Second, I distinguish my definition of inference from the narrow domain of frequentist hypothesis testing. In some domains, particularly psychology, statistical inference has historically been synonymous with hypothesis testing. In my formulation, hypothesis testing would be one approach among a broad class of methodologies for learning about the data generating process that also includes Bayesian methods, techniques for interpreting deep learning models, and others discussed elsewhere in this article. My definition of "inference" is more similar to the concept of "scientific inference" discussed by e.g.
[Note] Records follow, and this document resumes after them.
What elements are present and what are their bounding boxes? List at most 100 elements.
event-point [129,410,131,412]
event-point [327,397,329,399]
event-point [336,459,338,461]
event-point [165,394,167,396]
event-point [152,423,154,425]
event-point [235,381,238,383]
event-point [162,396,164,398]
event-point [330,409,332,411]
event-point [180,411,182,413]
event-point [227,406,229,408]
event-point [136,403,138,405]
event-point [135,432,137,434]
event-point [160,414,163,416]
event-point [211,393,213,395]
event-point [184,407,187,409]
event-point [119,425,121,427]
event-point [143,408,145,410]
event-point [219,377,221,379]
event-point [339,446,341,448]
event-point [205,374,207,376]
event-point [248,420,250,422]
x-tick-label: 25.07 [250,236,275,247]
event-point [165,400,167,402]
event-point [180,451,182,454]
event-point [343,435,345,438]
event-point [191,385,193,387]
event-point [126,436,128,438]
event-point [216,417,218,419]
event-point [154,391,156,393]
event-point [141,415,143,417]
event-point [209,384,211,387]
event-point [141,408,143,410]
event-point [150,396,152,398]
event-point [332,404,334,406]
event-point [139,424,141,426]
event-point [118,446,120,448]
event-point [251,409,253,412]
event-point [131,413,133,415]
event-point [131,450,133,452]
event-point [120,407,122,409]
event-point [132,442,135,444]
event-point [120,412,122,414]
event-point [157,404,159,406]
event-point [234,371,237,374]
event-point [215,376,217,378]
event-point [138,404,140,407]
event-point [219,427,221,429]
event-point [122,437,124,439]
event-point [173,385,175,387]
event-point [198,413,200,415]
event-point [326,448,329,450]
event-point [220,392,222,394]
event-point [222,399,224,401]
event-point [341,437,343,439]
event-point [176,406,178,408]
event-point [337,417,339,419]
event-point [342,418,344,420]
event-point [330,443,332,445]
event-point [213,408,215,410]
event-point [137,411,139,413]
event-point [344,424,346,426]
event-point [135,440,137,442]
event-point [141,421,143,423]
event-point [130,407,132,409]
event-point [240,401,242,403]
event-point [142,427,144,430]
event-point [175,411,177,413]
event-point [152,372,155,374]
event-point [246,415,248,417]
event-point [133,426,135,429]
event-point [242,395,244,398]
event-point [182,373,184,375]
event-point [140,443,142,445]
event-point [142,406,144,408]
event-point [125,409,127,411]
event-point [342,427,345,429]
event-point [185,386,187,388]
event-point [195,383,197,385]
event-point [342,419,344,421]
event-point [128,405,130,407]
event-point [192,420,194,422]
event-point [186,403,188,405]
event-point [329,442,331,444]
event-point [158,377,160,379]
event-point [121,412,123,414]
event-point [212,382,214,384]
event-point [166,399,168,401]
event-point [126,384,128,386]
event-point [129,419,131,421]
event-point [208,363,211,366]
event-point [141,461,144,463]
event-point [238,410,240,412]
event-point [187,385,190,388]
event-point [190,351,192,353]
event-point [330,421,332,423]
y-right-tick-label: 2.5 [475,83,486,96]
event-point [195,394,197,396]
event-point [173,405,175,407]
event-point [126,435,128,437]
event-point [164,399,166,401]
Hubbard, Haig, and Parsa: "discovery of replicable and empirically generalizable findings". In an exploration of the purpose of hypothesis testing, p-values, and significance levels, Billheimer advocate for "Predictive inference" summarized as follows: "Rather than infer the value of a parameter that can never be observed, our inferential focus should be the prediction of future observable quantities". Billheimer's recommendation, building on work by de Finetti, Geisser, and others, is that testable predictions of future observable values should be the currency for evaluating the performance of a model and identifying the reliability of inferences about parameters. This is compatible with the balanced perspective advocated in this section and similar to the concept of "correspondence to observable reality" articulated as a virtue of statistical practice by Gelman and Hennig.

Next, I consider the familiar distinction between correlation and causation. The rich literature on causal inference carefully defines the meaning of the causal effect of an intervention assigned to a unit and establishes multiple frameworks and a variety of empirical methods for measuring causal effects from observational and experimental data. In both business and research settings, constraints on the ability to control assignment mechanisms and other system factors often limit the extent to which causal effects can be isolated and measured. As a result, it is often necessary for data scientists to, for example, analyze descriptive correlations within datasets or to model data with known (and unknown) confounding variables that may not be fully observed. For analyses focused on the goal of prediction, data scientists must recognize how these limitations affect the generalizability of their models. A predictive model that learns a correlation between a particular predictor and a dependent variable of interest may perform poorly on out of sample cases where an unobserved confounding predictor or an additional cause has changed. For analysis focused on the goal of inference, it is critical to understand the limitations of a dataset or study design for identifying causation to avoid over-interpreting inferences.

Finally, inferences under any particular model (however simple or complex) are subject to the assumption that the model accurately describes the data generating process. Amrhein, Trafimow, and Greenland suggests treating inferential statistics as "unstable local descriptions of relations between models and the obtained data". Analysts should fit a variety of models, systematically compare their performance, and generalize when possible using continuous model expansion to help mitigate the effects of this localization. Ultimately these considerations provide an explication of how inference is a useful procedure for analysts and organizations to learn from data. The iterative process of designing models, applying them to data, checking their predictive performance, and interpreting the models' parameters and behavior all promotes understanding of the data generating system being modeled.